The cost: any special form or builtin not handled by the mini-eval is invisible to code running inside file/fold-lines and similar hot-path builtins. In practice this is rarely a problem — the forms needed in tight loops (arithmetic, conditionals, let bindings, map operations) are all covered.

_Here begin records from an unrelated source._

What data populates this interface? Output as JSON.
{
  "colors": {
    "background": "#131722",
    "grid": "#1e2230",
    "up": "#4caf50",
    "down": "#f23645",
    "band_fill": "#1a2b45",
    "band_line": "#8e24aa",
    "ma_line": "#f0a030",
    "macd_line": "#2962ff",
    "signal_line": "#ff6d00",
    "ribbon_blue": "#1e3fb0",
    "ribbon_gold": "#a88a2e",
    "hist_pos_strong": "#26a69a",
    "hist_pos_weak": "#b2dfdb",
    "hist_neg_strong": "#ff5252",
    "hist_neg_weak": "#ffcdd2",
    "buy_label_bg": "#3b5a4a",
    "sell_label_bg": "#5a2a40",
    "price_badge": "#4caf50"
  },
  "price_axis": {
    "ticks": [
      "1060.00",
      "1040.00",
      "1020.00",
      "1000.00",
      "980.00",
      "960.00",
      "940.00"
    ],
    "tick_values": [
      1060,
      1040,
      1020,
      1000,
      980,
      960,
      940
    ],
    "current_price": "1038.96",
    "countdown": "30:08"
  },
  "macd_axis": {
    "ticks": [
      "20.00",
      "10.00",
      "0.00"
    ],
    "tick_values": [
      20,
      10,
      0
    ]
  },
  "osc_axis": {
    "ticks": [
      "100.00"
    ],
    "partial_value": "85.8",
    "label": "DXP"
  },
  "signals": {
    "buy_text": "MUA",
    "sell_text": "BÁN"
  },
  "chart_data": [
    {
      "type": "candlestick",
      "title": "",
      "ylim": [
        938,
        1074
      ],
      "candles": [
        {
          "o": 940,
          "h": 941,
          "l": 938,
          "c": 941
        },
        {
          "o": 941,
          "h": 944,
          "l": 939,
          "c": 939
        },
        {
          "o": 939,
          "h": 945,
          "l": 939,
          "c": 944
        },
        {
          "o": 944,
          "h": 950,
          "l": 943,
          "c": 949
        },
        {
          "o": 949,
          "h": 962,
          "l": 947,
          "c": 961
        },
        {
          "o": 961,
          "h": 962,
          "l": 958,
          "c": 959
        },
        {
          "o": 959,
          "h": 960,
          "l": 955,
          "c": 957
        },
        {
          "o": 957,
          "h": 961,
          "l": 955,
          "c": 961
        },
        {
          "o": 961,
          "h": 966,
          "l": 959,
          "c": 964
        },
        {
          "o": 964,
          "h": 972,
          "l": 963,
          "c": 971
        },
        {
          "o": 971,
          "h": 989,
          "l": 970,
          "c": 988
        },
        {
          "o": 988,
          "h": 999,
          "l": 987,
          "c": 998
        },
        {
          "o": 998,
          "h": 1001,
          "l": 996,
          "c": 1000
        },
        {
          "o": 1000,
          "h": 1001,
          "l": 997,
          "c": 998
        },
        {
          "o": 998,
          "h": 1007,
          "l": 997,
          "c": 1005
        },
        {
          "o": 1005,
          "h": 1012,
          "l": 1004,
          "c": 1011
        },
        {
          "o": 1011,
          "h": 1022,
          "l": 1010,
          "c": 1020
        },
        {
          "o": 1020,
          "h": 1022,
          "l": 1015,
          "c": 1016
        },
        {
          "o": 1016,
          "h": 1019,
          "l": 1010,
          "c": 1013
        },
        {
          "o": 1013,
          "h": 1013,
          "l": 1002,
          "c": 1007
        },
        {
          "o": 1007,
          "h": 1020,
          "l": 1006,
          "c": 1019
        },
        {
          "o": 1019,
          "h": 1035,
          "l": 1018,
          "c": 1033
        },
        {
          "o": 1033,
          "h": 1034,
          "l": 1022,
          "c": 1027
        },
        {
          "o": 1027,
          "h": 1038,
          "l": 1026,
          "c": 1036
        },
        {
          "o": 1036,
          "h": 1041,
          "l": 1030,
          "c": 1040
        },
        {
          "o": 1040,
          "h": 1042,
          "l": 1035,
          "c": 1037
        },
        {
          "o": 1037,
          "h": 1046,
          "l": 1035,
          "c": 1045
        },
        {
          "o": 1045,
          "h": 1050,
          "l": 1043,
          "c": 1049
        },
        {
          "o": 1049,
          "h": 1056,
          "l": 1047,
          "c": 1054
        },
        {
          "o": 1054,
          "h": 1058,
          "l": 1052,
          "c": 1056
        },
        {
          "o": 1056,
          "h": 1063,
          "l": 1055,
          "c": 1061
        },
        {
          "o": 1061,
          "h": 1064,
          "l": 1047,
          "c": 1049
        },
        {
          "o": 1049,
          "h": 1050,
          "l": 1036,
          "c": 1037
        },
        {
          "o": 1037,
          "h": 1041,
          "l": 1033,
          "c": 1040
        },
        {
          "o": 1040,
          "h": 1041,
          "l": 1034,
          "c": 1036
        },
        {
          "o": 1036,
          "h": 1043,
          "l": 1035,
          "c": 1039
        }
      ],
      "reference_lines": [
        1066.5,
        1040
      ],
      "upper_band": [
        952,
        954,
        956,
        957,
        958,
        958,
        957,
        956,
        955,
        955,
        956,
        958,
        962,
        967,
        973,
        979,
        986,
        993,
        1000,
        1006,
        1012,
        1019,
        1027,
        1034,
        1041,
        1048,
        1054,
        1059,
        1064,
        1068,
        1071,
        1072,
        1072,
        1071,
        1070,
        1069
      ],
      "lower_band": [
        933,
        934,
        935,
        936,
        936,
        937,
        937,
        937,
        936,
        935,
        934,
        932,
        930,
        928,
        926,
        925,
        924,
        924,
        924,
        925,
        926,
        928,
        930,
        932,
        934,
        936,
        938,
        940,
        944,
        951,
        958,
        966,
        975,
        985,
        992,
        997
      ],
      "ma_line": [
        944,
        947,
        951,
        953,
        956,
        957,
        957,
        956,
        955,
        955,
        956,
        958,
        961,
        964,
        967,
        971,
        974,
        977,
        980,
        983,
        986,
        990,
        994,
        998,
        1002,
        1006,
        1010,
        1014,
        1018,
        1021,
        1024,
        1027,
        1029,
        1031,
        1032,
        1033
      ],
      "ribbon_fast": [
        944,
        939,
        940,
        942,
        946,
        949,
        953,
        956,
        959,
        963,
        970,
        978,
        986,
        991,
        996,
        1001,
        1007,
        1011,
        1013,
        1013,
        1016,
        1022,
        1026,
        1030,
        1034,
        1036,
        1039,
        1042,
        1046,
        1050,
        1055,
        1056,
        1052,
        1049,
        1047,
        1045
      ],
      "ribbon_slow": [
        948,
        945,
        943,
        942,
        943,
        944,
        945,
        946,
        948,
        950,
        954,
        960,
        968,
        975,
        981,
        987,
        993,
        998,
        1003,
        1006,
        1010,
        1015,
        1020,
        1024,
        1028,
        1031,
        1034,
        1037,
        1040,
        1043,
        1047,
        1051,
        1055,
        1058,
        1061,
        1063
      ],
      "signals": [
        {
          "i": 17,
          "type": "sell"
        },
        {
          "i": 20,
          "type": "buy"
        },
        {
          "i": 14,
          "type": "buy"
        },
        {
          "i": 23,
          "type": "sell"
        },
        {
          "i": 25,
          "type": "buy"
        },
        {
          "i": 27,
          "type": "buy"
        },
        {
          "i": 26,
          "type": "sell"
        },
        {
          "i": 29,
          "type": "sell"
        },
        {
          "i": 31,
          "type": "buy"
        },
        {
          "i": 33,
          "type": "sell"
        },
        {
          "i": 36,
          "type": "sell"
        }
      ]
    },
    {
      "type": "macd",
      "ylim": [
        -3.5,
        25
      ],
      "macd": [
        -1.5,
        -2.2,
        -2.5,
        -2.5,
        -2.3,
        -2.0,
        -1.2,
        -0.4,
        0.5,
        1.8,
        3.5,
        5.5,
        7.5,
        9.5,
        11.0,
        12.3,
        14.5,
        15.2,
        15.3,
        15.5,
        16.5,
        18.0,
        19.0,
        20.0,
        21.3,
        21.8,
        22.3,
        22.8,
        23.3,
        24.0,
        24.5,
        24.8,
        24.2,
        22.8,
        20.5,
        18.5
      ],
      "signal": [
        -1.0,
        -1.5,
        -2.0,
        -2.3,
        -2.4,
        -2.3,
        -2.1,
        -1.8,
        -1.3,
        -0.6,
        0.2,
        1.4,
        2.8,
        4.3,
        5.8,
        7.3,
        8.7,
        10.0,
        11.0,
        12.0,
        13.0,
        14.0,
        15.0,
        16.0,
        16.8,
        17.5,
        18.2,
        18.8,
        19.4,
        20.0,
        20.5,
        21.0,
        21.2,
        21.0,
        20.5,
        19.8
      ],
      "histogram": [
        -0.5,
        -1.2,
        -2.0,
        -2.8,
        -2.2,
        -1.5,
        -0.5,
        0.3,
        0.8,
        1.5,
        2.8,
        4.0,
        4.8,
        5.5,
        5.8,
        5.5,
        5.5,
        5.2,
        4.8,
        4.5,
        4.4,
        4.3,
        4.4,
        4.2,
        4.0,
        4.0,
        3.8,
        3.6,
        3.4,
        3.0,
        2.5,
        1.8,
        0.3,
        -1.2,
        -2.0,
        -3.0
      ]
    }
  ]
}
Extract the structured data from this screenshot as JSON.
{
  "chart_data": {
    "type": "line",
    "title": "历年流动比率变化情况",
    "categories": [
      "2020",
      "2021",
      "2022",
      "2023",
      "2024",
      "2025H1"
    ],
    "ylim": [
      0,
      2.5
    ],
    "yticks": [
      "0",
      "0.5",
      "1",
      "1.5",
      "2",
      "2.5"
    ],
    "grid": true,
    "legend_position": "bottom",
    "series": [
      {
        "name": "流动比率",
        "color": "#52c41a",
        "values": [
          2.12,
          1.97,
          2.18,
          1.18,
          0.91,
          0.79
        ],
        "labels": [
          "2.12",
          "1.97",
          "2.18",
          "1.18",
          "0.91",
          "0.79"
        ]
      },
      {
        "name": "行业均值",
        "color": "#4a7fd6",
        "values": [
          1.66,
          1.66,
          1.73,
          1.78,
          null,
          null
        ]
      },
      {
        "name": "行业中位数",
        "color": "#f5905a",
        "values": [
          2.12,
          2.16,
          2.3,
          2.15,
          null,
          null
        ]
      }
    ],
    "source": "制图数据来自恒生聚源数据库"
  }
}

Solution 2: Eval Callback (sema-llm)

sema-llm takes a different approach. It stores a function pointer in a thread-local:

pub type EvalCallback = Box<dyn Fn(&Value, &Env) -> Result<Value, SemaError>>;

thread_local! {
    static EVAL_FN: RefCell<Option<EvalCallback>> = RefCell::new(None);
}

pub fn set_eval_callback(f: impl Fn(&Value, &Env) -> Result<Value, SemaError> + 'static) {
    EVAL_FN.with(|eval| {
        *eval.borrow_mut() = Some(Box::new(f));
    });
}

At startup, the binary crate registers the full evaluator:

sema_llm::set_eval_callback(|expr, env| sema_eval::eval_value(expr, env));

When a tool handler needs to evaluate Sema code, it calls through this indirection:

fn full_eval(expr: &Value, env: &Env) -> Result<Value, SemaError> {
    EVAL_FN.with(|eval_fn| {
        let eval_fn = eval_fn.borrow();
        match &*eval_fn {
            Some(f) => f(expr, env),
            None => simple_eval(expr, env),  // fallback if no callback registered
        }
    })
}

This is the classic dependency inversion pattern — sema-llm depends on an interface (the callback signature) rather than the concrete implementation. The runtime cost is one RefCell::borrow() + dynamic dispatch per eval call, which is negligible for LLM tool invocations (the LLM API call dominates by orders of magnitude).

Why Not a Trait?

An alternative would be to define an Evaluator trait in sema-core and have sema-eval implement it. This would work but adds complexity for little benefit — the callback is simpler, there's only one implementation, and it avoids threading a trait object through every function that might need evaluation. The callback approach also makes it easy to test sema-llm in isolation (register a mock evaluator).

Architectural Lesson

The circular dependency constraint shaped Sema's architecture in a way that turned out to be beneficial. The mini-evaluator exists for correctness (stdlib can't depend on eval) but delivers a 4x performance improvement as a side effect. The eval callback exists for correctness (llm can't depend on eval) but provides clean separation of concerns as a side effect. Sometimes constraints lead to better designs than unconstrained freedom would have.